One problem with press fits of steel into aluminum is that if it gets much warmer than the temp at which it was assembled the steel part will fall out.

a stover nut is a one time use nut...

darryl
05-14-2011, 03:37 AM
Combining a couple of the suggestions you have a short length of the hole bored large enough to center the nut, then a smaller ID in which to press it. I'd probably go a tad larger than the dimension across the flats for the smaller bore. Part of what might become a problem is if the nut cuts the aluminum as the corners are pressed in. If they do, then the nut will want to fall out when the temperature of the part rises significantly. If the corners can skid into the bore under pressure, the aluminum will become stretched around the nut and a lot more of a temperature rise will be required to make the nut come loose. It is entirely possible that by using a lube you can avoid the first circumstance.

The bolt being inserted will only require as much torquing as the nyloc insert decides. It's not that high, and the inserted nut should be stable and not rip out. If there's going to be side forces against the bolt or threaded rod piece being used, you might bore the hole deeper for the inside end of the bolt or rod to nest into a short way.

Ian B
05-14-2011, 05:15 AM
Can you mount the locknut on a piece of threaded rod, turn the hex to a cylinder and thread the outside? Then, thread the hole, loctite & screw the nut in. This will be more secure than a simple press fit, and will resist the pulling forces when in use.

Ian

Evan
05-14-2011, 02:45 PM
a stover nut is a one time use nut...


This isn't holding on an aircraft wing.

Evan
05-14-2011, 02:53 PM
Part of what might become a problem is if the nut cuts the aluminum as the corners are pressed in. If they do, then the nut will want to fall out when the temperature of the part rises significantly.

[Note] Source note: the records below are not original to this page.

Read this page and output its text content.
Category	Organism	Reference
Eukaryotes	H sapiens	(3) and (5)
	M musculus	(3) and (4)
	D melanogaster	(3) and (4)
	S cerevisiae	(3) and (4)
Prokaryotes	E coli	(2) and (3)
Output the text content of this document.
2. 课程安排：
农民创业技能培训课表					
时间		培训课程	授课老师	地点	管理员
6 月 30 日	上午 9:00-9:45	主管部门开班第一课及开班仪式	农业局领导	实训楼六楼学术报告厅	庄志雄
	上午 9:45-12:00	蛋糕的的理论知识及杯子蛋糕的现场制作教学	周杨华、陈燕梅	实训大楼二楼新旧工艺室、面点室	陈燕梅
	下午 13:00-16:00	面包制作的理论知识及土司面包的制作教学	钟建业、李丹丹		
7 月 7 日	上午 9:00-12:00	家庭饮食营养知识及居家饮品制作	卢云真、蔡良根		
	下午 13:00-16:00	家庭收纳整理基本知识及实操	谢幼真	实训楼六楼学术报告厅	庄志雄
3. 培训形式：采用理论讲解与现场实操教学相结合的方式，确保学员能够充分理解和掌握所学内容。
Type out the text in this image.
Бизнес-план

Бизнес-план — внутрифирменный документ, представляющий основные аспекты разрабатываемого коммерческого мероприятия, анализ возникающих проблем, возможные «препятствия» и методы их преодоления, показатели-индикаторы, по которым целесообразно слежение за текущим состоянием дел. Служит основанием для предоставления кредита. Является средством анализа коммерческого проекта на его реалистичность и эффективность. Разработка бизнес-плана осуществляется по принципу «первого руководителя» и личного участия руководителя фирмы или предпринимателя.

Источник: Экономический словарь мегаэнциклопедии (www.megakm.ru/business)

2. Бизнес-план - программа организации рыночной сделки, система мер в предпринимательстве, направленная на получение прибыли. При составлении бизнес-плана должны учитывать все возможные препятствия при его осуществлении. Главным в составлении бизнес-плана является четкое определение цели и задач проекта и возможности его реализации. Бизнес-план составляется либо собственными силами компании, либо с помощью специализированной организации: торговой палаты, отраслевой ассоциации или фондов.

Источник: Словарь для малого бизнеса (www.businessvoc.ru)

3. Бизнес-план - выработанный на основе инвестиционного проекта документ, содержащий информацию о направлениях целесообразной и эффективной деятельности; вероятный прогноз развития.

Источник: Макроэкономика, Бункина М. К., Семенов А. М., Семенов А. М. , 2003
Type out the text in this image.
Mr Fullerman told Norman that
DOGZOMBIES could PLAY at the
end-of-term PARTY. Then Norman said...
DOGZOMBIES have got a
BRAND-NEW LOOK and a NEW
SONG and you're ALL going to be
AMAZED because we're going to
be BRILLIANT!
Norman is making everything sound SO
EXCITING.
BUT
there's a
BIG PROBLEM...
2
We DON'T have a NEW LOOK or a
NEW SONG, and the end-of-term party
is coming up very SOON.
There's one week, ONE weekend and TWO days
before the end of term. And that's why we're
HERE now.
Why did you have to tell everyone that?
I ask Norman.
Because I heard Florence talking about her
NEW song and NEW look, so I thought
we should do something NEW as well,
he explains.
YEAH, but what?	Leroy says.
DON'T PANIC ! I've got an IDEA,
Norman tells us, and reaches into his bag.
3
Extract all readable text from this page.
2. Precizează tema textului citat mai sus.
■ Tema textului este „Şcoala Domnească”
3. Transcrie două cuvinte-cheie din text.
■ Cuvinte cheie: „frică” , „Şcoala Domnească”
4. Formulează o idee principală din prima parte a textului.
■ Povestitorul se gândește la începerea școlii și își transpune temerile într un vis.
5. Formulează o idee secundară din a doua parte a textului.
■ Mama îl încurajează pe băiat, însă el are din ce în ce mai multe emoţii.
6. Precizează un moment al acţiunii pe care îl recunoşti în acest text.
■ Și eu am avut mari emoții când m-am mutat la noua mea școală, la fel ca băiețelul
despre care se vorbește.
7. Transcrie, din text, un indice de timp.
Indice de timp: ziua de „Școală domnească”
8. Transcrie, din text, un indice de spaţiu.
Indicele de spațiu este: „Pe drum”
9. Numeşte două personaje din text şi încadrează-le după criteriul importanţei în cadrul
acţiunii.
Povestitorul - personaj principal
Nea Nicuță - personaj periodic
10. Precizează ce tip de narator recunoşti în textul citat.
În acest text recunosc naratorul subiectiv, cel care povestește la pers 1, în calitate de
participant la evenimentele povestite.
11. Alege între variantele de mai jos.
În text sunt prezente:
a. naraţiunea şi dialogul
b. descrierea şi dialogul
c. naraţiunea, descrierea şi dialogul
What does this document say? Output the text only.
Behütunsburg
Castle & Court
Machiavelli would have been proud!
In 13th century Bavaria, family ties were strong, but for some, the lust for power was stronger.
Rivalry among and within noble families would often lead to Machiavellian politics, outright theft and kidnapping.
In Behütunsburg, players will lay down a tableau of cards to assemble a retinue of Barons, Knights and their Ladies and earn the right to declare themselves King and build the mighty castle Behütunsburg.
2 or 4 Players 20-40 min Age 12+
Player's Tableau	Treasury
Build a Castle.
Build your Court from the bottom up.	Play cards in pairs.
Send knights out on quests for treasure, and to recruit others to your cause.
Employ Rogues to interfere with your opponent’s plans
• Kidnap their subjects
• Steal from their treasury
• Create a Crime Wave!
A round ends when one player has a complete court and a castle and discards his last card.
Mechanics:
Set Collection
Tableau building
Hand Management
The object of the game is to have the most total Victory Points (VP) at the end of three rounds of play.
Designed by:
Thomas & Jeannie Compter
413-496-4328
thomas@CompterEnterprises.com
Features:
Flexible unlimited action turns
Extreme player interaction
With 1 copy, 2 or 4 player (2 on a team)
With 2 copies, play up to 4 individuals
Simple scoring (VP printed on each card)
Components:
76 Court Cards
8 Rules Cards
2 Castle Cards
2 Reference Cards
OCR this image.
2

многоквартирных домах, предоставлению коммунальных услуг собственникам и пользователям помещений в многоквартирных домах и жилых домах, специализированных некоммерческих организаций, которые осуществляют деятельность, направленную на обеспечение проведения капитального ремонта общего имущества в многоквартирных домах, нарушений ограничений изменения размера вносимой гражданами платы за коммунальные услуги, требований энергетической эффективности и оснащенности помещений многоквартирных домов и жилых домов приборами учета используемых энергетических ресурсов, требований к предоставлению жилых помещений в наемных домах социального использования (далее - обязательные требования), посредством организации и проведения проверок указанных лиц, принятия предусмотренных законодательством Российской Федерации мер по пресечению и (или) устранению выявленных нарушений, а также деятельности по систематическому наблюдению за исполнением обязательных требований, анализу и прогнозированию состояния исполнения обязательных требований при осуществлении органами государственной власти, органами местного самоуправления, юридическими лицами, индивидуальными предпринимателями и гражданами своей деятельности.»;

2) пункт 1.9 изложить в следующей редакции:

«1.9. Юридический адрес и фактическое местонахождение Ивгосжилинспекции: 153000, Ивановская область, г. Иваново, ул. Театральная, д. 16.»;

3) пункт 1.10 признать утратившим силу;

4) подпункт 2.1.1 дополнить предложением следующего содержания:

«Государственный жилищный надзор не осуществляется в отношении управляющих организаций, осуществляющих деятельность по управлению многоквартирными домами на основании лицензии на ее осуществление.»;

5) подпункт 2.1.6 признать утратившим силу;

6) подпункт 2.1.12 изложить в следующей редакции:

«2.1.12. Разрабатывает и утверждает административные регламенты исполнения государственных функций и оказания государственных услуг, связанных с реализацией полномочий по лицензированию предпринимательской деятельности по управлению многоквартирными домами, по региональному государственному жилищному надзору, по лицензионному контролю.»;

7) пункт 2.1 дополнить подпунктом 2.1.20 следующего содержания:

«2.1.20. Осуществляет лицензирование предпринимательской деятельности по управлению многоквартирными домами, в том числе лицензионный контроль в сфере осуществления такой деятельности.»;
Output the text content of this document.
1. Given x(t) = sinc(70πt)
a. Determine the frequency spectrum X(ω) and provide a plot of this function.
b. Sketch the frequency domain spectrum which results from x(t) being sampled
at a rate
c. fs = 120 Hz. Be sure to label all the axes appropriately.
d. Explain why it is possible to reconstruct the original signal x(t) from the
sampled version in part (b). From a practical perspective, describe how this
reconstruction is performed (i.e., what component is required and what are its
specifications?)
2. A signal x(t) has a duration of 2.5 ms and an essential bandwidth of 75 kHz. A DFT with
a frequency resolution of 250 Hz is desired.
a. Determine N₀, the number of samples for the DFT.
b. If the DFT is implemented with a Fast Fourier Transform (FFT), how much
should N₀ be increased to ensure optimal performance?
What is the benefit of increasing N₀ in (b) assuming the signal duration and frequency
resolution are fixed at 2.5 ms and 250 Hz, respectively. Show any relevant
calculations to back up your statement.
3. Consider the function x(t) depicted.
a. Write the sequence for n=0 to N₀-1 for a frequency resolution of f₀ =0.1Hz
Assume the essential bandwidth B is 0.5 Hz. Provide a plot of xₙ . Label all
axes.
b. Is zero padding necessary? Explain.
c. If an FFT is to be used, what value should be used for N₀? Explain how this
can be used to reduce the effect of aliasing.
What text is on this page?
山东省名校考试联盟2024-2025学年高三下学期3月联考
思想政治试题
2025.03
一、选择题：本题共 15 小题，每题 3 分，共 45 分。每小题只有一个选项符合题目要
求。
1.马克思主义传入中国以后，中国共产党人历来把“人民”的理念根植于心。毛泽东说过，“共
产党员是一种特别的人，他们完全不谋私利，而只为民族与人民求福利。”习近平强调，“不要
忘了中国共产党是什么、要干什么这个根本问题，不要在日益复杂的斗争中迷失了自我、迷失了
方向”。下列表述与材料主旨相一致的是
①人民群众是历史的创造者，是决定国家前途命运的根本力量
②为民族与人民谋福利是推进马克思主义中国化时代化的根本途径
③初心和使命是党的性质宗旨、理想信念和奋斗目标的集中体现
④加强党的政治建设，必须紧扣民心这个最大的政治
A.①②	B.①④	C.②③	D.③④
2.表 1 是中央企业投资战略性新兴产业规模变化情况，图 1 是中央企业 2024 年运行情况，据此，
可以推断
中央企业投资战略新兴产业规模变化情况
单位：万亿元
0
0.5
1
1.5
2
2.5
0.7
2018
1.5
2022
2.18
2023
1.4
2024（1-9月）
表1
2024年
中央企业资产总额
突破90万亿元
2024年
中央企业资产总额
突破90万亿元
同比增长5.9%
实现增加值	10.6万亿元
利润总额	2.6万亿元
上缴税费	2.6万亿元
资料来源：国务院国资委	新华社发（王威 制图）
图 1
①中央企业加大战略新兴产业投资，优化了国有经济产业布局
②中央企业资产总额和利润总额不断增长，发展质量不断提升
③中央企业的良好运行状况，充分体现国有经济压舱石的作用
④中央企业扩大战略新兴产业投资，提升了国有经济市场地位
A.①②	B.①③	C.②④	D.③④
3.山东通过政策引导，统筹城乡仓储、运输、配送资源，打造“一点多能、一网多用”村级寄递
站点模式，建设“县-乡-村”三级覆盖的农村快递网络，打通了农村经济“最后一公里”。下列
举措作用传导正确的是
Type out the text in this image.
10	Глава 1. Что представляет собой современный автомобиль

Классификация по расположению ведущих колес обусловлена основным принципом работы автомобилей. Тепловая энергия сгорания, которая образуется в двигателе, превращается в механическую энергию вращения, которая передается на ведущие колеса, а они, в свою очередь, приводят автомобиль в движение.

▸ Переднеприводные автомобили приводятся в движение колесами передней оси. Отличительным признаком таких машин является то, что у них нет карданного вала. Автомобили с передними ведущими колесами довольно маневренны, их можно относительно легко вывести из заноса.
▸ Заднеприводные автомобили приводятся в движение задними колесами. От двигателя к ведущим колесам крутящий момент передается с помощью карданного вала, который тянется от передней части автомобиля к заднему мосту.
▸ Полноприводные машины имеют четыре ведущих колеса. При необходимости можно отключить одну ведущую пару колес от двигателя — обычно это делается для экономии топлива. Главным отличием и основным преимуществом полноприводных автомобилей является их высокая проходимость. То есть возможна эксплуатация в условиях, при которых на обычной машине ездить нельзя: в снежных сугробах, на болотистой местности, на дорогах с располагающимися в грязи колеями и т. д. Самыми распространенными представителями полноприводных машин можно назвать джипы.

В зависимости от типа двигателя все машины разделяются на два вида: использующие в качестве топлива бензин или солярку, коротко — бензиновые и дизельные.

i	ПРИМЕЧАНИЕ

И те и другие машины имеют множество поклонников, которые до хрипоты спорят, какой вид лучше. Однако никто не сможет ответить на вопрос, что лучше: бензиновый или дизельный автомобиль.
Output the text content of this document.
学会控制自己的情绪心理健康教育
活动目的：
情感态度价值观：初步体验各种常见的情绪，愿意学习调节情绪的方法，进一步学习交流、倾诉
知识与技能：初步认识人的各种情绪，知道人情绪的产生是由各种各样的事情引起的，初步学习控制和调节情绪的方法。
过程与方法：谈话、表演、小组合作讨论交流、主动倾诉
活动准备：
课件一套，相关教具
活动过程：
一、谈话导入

It really doesn't make much difference either way. If the nut is pressed in and only distorts the aluminum the aluminum will be at or over the elastic limit. If the temperature goes down the the aluminum will stretch as it tries to contract. The forces involved in linear expansion/contraction are much greater than the elastic limits of any particular material. In fact, they are greater than the absolute tensile limit which is why castings crack when cooled.

Press fits of metals with widely differing Coefficients of Linear Expansion usually do not work well. Aluminum has twice the CLE of steel.